I hate going to the Breast Center. I steel myself and try to be as matter-of-fact as if I’m getting my teeth cleaned or doing some other unpleasant medical chore.

Everyone there is nice. The décor features soft colors and flowery prints hang on the wall. I’m shown to a dressing room and instructed to put on a gown with the opening in the front.

But the presence of too many women, who are scared out of their wits, wondering what will become of themselves and their families, weighs on me.

I change into the raspberry gown and stash my clothes in the locker.

As I wait to be called, I wonder about the other women. Who will be lucky today? Who is waiting for a second mammogram because the radiologist found something suspicious? I avoid looking my companions in the eye. I have no wisdom and very little comfort to offer.

Inside the mammo room, the technician is pleasant and professional. But the whole process—baring myself, pushing my breast on the metal and plastic plate, allowing her to pull and stretch it into place as if it isn’t one of the most intimate parts of me—is dehumanizing.

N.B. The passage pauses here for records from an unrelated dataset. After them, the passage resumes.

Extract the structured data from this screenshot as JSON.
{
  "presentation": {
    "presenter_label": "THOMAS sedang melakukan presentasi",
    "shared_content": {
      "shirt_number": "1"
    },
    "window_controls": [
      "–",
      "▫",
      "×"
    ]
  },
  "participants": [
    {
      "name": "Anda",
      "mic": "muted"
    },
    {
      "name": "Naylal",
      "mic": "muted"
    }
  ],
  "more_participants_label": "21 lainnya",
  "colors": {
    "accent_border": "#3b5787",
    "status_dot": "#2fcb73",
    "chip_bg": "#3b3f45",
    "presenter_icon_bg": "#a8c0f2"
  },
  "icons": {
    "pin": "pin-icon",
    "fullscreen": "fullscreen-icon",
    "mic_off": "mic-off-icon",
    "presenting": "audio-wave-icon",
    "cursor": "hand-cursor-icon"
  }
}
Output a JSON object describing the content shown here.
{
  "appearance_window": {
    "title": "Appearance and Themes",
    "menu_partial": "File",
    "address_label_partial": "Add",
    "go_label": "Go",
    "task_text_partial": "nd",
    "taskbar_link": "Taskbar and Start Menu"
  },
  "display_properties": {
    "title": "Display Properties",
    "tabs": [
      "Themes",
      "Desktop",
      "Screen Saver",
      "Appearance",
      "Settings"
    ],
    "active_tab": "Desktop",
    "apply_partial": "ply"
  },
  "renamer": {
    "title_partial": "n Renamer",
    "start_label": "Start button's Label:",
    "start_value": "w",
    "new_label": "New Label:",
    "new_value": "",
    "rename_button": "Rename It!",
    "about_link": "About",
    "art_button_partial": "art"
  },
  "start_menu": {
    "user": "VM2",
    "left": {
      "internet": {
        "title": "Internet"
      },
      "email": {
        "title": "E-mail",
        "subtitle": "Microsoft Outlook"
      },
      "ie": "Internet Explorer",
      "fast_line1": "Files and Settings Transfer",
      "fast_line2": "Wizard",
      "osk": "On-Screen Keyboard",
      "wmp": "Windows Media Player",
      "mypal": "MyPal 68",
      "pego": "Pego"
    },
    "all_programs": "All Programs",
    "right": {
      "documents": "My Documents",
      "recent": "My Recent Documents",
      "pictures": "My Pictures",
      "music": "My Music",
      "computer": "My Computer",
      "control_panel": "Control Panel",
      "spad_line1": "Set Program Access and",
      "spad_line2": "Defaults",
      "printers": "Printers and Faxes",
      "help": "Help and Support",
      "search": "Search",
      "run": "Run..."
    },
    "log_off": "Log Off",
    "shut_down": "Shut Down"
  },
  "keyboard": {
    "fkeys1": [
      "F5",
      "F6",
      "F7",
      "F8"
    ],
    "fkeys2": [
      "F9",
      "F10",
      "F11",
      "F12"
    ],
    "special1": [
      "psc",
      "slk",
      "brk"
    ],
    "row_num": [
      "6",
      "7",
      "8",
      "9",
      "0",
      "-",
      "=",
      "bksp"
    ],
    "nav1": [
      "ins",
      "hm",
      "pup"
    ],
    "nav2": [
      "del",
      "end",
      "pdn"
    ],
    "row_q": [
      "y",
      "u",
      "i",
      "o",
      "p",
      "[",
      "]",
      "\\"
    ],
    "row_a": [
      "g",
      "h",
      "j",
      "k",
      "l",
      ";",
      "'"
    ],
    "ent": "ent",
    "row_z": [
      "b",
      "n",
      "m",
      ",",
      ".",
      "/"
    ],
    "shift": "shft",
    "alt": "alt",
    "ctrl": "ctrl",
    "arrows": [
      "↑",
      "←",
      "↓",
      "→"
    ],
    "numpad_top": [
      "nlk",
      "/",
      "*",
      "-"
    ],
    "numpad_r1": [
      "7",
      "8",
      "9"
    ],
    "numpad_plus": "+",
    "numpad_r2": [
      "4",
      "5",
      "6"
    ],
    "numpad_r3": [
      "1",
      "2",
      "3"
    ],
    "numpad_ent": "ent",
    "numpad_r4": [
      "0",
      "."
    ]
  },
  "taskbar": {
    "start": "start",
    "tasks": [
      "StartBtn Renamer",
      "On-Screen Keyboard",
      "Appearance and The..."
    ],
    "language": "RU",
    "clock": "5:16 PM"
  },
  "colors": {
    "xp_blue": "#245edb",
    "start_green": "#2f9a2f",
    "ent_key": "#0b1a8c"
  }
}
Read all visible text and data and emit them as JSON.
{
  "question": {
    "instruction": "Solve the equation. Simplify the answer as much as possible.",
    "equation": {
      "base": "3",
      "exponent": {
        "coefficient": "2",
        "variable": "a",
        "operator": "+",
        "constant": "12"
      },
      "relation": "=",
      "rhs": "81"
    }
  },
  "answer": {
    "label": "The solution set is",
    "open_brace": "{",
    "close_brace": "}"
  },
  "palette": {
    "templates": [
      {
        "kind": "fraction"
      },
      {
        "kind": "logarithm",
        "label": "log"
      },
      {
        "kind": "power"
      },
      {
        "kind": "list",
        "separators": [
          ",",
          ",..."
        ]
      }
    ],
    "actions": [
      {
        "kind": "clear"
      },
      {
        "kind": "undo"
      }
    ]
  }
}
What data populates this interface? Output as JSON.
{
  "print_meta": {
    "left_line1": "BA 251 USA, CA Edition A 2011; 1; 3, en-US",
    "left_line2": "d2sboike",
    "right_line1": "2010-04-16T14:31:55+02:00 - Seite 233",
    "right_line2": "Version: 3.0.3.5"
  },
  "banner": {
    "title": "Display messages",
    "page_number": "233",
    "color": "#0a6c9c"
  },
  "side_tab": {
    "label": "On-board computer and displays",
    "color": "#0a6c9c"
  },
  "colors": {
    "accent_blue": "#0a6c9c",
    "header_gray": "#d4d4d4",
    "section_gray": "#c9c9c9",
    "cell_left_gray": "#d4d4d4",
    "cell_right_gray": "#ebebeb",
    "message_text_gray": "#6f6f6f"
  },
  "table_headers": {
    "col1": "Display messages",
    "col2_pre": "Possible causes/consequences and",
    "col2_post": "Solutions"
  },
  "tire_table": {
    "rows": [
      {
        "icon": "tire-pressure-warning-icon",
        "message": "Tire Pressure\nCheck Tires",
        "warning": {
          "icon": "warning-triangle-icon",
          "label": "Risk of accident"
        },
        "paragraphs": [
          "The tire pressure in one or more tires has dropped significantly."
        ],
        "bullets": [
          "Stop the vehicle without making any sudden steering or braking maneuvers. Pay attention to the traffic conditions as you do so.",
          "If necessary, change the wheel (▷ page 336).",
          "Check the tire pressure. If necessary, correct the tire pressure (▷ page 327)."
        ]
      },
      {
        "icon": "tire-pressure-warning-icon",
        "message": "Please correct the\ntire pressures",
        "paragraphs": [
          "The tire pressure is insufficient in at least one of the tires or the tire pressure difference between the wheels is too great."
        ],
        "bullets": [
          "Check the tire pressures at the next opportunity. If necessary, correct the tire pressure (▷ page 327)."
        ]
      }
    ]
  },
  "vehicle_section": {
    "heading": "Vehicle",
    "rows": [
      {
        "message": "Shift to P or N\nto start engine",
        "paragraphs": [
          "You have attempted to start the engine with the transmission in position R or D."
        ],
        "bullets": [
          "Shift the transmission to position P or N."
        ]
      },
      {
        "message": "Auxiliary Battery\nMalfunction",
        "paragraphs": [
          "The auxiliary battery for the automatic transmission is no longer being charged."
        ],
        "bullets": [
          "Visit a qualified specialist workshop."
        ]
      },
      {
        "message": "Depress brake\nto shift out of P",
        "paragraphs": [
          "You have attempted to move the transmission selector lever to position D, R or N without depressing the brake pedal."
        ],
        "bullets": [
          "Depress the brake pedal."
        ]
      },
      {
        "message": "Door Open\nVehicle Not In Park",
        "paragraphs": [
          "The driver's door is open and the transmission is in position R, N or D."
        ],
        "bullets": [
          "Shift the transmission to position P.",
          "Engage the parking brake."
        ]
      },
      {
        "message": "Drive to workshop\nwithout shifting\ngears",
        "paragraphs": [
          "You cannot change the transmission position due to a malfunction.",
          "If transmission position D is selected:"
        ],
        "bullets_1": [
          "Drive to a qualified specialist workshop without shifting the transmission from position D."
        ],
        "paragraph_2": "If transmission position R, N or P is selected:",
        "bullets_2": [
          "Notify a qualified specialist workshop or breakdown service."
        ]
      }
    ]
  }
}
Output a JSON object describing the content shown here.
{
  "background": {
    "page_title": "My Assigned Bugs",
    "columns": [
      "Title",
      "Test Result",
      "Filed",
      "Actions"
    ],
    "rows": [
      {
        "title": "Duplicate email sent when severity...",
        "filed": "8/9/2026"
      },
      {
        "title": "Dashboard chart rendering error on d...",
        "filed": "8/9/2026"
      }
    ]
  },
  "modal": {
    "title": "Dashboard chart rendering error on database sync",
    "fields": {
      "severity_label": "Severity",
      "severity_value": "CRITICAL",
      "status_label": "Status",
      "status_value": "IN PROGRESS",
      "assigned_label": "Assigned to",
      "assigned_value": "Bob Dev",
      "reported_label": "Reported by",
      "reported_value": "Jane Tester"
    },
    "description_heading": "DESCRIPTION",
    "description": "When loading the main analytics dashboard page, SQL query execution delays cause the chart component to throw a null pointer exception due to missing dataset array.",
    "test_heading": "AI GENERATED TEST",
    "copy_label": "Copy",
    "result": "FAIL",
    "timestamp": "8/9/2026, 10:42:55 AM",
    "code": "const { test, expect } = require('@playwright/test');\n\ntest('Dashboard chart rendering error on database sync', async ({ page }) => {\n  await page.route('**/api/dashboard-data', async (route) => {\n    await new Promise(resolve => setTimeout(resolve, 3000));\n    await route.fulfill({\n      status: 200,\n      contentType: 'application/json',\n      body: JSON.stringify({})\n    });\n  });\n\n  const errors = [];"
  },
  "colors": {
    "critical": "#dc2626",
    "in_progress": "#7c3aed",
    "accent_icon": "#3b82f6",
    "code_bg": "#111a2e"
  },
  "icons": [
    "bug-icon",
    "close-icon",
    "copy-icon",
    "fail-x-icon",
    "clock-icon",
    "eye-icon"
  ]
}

I hold my breath, wait for the eye-watering mechanical squeeze. Then we repeat the process and I’m done. She says they’ll call if there’s a problem.

I nod and smile and pretend that I’m OK. I try not to let my mind form the sentence, “What if my luck has run out? What if this time is IT?”

The spirits of the women I’ve known with breast cancer travel with me as I get dressed, walk to the parking ramp and try hard not to think about the three biopsies I’ve already had.

I teeter on the brink of fear, but push that feeling as far back in my mind as possible. I know from experience that worrying won’t help.

I hate going to the Breast Center. But I think of Kim, Jane, Lisa and especially Kathy, and so I go. I’ve got a life to live and people to love. I can’t afford not to.